Michigan GOP lawmakers push $70M Flint-inspired aid plan in U.S. House
Washington — Michigan House Republicans led by U.S. Rep. John Moolenaar of Midland are pushing legislation that would make $30 million available to crisis-stricken Flint and another $40 million to rural communities for water infrastructure improvements.
The proposed Safe Water and Nutrition Access Act comes as a $220 million Flint-inspired package backed by U.S. Sens. Debbie Stabenow of Lansing and Gary Peters of Bloomfield Township has stalled in the Republican-controlled Senate.
“Anything that gets done needs to be a bipartisan resolution,” Moolenaar said in a Friday interview.

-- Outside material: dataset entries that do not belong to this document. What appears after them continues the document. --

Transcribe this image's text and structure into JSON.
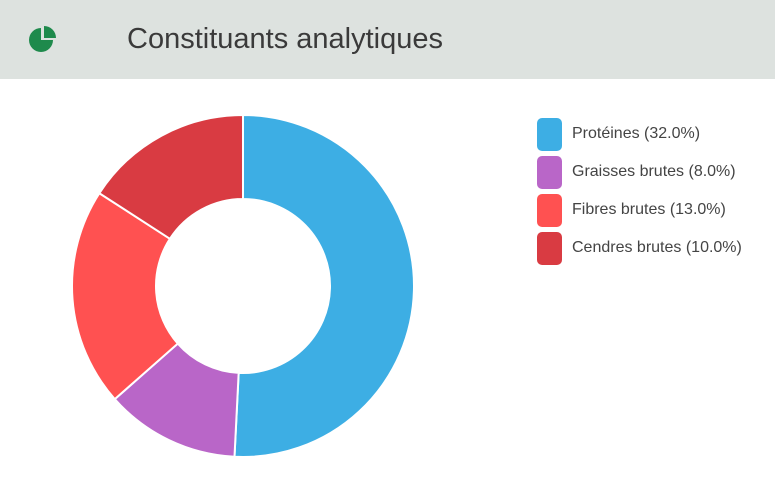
{
  "header": {
    "title": "Constituants analytiques",
    "icon": "pie-chart-icon",
    "icon_color": "#1e8a4c",
    "background": "#dde2df"
  },
  "chart_data": {
    "type": "pie",
    "variant": "donut",
    "categories": [
      "Protéines",
      "Graisses brutes",
      "Fibres brutes",
      "Cendres brutes"
    ],
    "values": [
      32.0,
      8.0,
      13.0,
      10.0
    ],
    "unit": "%",
    "colors": [
      "#3daee4",
      "#b966c8",
      "#ff5151",
      "#d93b42"
    ],
    "legend_labels": [
      "Protéines (32.0%)",
      "Graisses brutes (8.0%)",
      "Fibres brutes (13.0%)",
      "Cendres brutes (10.0%)"
    ],
    "legend_position": "right",
    "start": "top, clockwise"
  }
}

Under the legislation, Flint would be eligible for up to $20 million in grants for repairing its damaged underground water pipeline infrastructure and making upgrades to its treatment plant, said the freshman congressman whose district borders the Flint district.
The bill includes $5 million in financing for the development of new grocery stores in Flint and a $5 million loan program for aiding the distribution of locally produced nutritious fruit and vegetables that doctors say can counter the harmful effects of lead poisoning.
Moolenaar, a member of the House Agriculture Committee, said the nutrition-related legislation seeks to attract long-term investment in a low-income urban area that has long been under-served by chain grocery stores that sell fresh fruit and vegetables.
“We know there’s an urgency there for organizations and agricultural partners to bring in resources right now,” Moolenaar said. “But you also want a more sustainable approach. We don’t want something to be there for a short period of time.”
Moolenaar’s bill was co-sponsored by seven of Michigan’s eight Republican House members.
U.S. Rep. Justin Amash did not sign onto the bill. The Kent County Republican, a member of the U.S. House Oversight and Government Reform Committee that has held three hearings on Flint, has advocated for state government to tap a nearly $600 million reserve fund to pay for Flint’s emergency water needs.
In addition to special funding streams designed to aid Flint, Moolenaar’s bill includes $40 million in grants to assist rural areas in the construction of new water treatment plants and deal with groundwater contamination from agricultural runoff.